Did We Optimize the Soul Out of Fiction?

Over the last decade, it has become easier than ever to find a book you’ll probably like. BookTok, Bookstagram, BookTube, Goodreads, and a constellation of algorithms have helpfully removed most of the uncertainty from the process. Which is good, because we have all been encouraged to embrace the attitude that life is too short to waste on books you don’t enjoy. We have 30 second videos and trope graphics with neat little arrows promising exactly the experience you’re in the mood for. 

It has also become all too easy to find the resources that could ensure you produce a well-written book with phenomenal pacing, compelling characters, and enchanting world building. Most of the books I’ve read recently are well made. My DNF pile is pleasantly small. They are paced efficiently, structured sensibly, and edited within an inch of their lives. And yet, for reasons that are difficult to articulate without sounding ungrateful, most of them have blurred together in my head. Do you remember reading books like Bridge to Terabithia, Where the Red Fern Grows, or whatever book emotionally wrecked you at age ten? Are we still experiencing that today? Because mathematically—given the number of books being published and the sheer volume of writing advice available—you’d expect it to be happening more often, not less. 

The View From the Bottom Shelf

A couple of months ago, I came across a trope graphic showcasing a book with lovely cover art and an intriguing combination of my favorite tropes and comp. titles. This was the sort of book I would enjoy. So I did my due diligence. I got on Goodreads, saw it had solid reviews, and checked it out at the library. Flash forward to today and I’m sitting at about the 75% mark and I feel no urgency to finish it. 

It’s been hard to articulate, because what do you say about a book that does everything “right” yet leaves you feeling so indifferent? 

I know there’s an argument to be had about taste and preference. Not every book is meant to be a life-altering experience. Some stories exist to be enjoyed, finished, and set aside without ceremony. Expecting every novel to leave a permanent mark is unrealistic, especially for readers who consume widely and often. Measured by those standards, a book that delivers what it promises (even if it leaves some readers unmoved) has done its job. Emotional neutrality is to be expected sometimes. 

And yet, explain this to me. 

A few weeks ago I was at the library again, several shelves away from the showcase tables, where the lights don’t quite reach the bottom titles, and what caught my eye? 

Twilight. 

I know, I KNOW. But hear me out! 

I picked it up, thinking it would be interesting to study why it was such a phenomenon in its time, yet is a cautionary tale in writing workshops for ours, why people hate to love it or love to hate it. Would my fully developed brain dislike what my tween self consumed voraciously?  

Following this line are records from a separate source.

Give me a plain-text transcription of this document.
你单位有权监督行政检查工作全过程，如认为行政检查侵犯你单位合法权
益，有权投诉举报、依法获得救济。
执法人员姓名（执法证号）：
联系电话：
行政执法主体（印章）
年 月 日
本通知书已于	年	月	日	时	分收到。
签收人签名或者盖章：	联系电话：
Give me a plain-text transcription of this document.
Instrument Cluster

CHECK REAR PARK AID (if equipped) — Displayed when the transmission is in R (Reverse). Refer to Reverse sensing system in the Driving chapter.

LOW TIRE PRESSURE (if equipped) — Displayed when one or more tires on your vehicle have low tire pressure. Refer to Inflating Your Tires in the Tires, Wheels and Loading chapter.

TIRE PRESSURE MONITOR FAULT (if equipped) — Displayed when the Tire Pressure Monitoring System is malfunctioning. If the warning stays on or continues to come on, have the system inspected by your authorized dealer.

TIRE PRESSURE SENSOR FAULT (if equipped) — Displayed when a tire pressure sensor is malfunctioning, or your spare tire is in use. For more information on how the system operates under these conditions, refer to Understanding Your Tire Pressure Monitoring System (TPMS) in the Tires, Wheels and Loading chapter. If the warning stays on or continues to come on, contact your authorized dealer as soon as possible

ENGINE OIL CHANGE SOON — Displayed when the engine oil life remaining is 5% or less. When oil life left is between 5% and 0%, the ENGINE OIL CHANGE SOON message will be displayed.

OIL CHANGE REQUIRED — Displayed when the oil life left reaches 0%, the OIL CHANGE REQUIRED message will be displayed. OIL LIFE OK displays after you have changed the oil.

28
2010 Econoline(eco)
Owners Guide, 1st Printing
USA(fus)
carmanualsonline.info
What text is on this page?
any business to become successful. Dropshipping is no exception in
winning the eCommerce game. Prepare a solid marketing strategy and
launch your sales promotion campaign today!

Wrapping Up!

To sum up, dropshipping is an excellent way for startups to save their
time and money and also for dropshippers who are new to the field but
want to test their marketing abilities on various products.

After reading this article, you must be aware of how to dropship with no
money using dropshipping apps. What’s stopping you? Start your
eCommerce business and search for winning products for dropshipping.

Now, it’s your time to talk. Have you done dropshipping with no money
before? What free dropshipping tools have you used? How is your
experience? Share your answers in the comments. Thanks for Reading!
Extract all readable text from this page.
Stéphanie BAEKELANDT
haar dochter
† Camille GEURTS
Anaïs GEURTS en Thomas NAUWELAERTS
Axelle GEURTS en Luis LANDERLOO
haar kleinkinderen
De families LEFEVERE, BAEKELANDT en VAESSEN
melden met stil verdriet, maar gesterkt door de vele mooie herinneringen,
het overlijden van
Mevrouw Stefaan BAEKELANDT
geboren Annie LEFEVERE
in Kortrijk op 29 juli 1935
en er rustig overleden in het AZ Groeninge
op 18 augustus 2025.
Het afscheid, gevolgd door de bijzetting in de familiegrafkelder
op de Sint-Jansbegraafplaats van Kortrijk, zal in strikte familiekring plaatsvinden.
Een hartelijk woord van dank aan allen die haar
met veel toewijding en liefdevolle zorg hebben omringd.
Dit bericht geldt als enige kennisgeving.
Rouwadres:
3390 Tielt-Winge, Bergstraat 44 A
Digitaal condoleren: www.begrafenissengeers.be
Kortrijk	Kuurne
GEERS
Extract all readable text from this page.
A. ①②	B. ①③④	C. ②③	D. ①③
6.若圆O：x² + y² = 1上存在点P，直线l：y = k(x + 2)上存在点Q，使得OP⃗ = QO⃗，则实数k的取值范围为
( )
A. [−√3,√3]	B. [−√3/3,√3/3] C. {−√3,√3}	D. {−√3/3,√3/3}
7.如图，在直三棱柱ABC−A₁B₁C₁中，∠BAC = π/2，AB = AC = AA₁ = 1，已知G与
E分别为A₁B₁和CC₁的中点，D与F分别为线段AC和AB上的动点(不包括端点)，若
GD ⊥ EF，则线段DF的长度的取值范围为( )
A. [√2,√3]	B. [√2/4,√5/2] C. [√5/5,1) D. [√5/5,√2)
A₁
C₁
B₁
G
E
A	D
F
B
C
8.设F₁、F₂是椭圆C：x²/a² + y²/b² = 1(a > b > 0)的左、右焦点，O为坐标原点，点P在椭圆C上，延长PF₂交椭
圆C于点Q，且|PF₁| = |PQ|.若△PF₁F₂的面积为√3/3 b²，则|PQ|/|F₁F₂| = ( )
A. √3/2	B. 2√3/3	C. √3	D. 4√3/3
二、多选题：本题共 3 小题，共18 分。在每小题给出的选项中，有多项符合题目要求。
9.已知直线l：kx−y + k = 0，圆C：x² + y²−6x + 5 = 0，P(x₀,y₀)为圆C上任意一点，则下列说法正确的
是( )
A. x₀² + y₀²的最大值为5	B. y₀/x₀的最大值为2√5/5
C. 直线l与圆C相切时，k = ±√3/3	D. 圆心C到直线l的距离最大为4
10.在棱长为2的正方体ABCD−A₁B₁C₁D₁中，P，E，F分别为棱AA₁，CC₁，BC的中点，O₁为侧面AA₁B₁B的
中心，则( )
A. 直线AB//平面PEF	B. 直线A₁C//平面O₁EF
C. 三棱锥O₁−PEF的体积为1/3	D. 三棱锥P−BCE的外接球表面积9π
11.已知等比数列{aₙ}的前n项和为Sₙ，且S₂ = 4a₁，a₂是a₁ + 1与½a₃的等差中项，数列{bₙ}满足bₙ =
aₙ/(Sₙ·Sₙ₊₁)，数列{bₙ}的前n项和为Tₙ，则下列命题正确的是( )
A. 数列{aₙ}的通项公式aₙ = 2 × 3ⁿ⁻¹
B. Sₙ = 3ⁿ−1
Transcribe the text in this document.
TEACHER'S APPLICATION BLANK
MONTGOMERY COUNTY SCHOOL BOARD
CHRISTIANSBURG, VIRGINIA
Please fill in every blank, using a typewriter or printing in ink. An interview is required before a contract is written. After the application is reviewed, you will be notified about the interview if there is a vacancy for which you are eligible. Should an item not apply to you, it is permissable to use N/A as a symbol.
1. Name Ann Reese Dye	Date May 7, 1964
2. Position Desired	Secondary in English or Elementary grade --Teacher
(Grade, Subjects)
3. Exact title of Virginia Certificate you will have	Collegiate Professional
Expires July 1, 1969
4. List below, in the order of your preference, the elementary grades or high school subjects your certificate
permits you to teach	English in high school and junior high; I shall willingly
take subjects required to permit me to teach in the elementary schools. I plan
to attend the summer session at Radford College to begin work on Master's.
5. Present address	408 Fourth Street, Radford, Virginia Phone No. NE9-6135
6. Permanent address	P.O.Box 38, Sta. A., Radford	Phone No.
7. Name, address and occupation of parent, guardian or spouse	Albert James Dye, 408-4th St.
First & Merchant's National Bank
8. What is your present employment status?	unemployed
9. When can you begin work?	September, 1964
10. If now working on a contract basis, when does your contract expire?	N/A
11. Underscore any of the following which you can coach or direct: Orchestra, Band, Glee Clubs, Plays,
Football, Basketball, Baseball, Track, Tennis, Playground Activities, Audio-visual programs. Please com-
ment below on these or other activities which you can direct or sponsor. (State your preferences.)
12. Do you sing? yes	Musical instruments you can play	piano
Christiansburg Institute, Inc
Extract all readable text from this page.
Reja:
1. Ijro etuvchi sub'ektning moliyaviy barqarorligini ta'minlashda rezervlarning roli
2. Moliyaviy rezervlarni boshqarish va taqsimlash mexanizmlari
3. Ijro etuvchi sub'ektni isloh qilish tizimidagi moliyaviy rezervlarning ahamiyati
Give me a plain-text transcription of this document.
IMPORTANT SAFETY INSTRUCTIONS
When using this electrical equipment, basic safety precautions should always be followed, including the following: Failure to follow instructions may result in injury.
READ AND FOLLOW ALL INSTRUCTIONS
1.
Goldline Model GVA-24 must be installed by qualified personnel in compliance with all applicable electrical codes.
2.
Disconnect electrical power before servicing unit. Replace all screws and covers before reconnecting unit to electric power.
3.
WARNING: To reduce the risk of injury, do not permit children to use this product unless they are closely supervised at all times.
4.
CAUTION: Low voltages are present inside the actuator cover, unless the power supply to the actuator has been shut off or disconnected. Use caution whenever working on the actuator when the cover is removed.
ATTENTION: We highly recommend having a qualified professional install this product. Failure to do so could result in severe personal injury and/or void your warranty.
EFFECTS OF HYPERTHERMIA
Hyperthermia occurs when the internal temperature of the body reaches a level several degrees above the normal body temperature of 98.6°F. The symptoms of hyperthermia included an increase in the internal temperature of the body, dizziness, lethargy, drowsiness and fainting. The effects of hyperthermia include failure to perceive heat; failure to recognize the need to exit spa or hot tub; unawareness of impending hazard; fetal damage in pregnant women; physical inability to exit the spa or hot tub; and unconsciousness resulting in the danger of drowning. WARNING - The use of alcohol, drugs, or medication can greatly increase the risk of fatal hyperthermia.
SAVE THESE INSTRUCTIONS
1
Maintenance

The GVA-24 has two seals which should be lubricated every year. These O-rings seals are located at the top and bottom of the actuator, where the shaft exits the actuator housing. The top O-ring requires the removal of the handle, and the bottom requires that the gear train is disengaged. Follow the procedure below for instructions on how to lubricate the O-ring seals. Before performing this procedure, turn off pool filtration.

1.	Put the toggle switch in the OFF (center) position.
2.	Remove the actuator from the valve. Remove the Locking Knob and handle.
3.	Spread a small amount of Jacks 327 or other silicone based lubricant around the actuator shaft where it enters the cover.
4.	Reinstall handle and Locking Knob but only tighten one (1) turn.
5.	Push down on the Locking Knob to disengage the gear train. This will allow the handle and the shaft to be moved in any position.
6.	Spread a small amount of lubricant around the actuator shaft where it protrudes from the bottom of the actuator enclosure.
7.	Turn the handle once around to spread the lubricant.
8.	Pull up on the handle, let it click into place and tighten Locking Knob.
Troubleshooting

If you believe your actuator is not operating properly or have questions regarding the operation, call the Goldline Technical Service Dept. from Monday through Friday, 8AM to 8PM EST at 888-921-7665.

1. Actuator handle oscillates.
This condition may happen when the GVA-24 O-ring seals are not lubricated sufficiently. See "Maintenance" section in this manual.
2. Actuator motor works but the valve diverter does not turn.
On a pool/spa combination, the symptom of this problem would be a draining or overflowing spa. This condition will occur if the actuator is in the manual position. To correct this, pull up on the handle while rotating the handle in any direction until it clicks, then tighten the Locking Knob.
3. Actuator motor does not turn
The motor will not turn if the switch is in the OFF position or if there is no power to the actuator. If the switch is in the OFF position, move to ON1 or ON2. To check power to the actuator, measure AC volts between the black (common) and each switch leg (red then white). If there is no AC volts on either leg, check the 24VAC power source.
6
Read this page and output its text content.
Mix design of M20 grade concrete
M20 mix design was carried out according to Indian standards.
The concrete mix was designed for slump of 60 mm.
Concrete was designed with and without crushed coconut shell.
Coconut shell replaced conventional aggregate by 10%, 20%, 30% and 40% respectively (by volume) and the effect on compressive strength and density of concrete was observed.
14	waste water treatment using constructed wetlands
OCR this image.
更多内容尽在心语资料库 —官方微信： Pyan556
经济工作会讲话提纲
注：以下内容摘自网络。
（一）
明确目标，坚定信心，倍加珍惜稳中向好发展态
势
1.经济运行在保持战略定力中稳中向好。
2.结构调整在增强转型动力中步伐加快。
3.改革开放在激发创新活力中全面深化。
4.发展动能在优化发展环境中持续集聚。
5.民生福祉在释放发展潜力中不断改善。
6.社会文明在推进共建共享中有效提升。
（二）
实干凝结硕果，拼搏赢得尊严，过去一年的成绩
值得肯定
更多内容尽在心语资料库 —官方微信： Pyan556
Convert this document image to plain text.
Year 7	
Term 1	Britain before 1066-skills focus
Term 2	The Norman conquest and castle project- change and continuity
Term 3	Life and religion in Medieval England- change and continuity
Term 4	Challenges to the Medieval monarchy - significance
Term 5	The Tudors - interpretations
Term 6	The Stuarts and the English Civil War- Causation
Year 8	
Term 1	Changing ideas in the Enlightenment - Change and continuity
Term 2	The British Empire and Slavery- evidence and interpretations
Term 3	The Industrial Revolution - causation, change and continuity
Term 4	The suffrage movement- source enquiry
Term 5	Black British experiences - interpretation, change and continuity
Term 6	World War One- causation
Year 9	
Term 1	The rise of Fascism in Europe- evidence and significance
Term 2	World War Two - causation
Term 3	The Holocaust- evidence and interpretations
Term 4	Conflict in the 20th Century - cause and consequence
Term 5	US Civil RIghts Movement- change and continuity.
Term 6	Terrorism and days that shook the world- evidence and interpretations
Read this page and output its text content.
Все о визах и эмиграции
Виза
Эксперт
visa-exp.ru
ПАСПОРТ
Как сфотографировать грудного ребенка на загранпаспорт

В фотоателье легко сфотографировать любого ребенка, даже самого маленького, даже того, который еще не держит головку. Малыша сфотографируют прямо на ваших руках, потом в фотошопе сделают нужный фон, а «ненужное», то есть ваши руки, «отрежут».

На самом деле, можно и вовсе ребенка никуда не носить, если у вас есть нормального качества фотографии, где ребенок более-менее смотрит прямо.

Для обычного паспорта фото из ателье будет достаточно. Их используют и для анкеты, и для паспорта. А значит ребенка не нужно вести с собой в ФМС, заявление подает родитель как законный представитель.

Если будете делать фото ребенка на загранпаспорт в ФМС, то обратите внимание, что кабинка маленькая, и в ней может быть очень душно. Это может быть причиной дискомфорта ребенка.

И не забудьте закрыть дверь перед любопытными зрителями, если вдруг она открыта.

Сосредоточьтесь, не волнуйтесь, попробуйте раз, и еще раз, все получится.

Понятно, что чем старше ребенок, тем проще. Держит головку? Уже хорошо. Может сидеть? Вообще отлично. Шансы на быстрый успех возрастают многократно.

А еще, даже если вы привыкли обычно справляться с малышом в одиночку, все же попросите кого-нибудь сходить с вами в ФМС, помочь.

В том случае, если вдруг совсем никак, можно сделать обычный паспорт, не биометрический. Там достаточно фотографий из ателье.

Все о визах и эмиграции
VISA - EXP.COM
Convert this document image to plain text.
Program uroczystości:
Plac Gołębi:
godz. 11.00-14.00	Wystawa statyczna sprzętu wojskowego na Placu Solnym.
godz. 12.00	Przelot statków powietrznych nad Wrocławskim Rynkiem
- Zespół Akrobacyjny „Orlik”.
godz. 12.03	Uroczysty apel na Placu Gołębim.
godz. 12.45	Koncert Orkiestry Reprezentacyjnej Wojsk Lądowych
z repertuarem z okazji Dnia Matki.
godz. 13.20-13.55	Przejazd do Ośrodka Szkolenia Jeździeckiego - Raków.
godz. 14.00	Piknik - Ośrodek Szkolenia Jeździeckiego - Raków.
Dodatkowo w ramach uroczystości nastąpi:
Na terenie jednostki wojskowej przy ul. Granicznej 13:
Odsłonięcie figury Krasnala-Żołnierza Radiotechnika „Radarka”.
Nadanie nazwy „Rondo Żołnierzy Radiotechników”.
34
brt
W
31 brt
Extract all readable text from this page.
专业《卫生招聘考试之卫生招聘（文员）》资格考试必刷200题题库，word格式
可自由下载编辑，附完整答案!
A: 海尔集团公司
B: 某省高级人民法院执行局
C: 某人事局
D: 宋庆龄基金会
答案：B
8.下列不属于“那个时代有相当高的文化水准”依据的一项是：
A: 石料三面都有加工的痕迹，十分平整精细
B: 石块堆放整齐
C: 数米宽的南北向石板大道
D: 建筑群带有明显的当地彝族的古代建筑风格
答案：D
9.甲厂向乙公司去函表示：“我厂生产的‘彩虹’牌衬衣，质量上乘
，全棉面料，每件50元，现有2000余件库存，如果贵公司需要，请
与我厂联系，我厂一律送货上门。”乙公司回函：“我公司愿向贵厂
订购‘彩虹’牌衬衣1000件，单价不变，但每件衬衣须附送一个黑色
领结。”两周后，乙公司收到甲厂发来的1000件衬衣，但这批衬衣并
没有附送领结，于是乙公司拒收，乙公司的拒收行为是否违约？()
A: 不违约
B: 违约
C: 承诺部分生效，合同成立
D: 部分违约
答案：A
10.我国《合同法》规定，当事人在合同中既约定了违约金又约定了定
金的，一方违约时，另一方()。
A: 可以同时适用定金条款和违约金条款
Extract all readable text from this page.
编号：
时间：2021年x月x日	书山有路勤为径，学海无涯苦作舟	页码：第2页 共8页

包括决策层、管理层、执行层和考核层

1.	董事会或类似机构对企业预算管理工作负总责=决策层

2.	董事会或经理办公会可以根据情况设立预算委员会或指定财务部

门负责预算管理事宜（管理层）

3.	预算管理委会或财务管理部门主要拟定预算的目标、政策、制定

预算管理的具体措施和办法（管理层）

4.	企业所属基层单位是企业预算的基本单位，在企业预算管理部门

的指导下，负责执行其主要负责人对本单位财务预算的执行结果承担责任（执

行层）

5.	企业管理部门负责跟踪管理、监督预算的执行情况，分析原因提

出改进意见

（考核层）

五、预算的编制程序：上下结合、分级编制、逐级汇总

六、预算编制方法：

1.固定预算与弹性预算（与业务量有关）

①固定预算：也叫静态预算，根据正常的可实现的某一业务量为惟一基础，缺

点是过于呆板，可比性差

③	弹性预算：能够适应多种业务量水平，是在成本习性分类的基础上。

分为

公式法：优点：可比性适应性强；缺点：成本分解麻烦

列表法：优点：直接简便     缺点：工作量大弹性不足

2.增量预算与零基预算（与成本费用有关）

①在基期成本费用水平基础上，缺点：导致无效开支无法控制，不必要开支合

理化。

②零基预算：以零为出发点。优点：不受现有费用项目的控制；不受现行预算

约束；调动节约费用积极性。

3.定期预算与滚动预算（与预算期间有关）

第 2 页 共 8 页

So I checked it out, expecting to cringe. And yes, I cringed. A lot. But here’s the thing. I kind of…lost myself in it? It was messy. The red flags were neon. I shook my head constantly. 

And I read the entire saga in two weekends. 

There’s something to be said about early 2000s YA speculative fiction. They weren’t afraid to be weird, obsessive, or yes, even messy. 

The Cost of Predicatbility

I envy Stephanie Meyer. She wasn’t writing to an algorithm in 2005. She was writing a fever dream. What if we have become so afraid of writing Mary Sues that we’ve optimized our characters for likability instead of vitality? In our effort to prove narrative maturity, we’ve learned to pre-sand every sharp edge before it reaches the page. Even morally-gray characters are pre-absolved, their transgressions softened until they pose no real threat to reader sympathy. Conflict and friction exist, but only within lanes the narrative knows how to resolve. 

This didn’t happen because writers suddenly lost their imagination or because publishers stopped caring about art. It happened because the system now rewards predictability. When success is measured by comp titles, read-alikes, and virality, stories are encouraged to resemble what has already been done. Risk is expensive. Messy is a liability. Beige fiction thrives not because it is empty, but because it is efficient. 

I’m not saying let’s throw editing to the wind and push out slop, nor am I arguing for characters who are abusive or cruel for shock value. On the contrary, some of the books that actually have rewritten my brain chemistry in recent years have been on the cozier side of fantasy. But what those books shared was a refusal to simply echo my existing beliefs. They didn’t flatter my worldview, they complicated it, left me thinking differently than I had before. 

The soul of fiction isn’t found in the checklist of a well-paced plot. It’s found in the friction between the writer’s obsession and the reader’s comfort. If the algorithm knows exactly what you want, then the algorithm is no longer capable of giving you what you need. Humans are not optimized for comfort, but for transformation. It’s time to stop writing for the stars on BookTok and start writing for the monster under the bed. Make it messy. Make it weird. And for heaven’s sake, make it alive.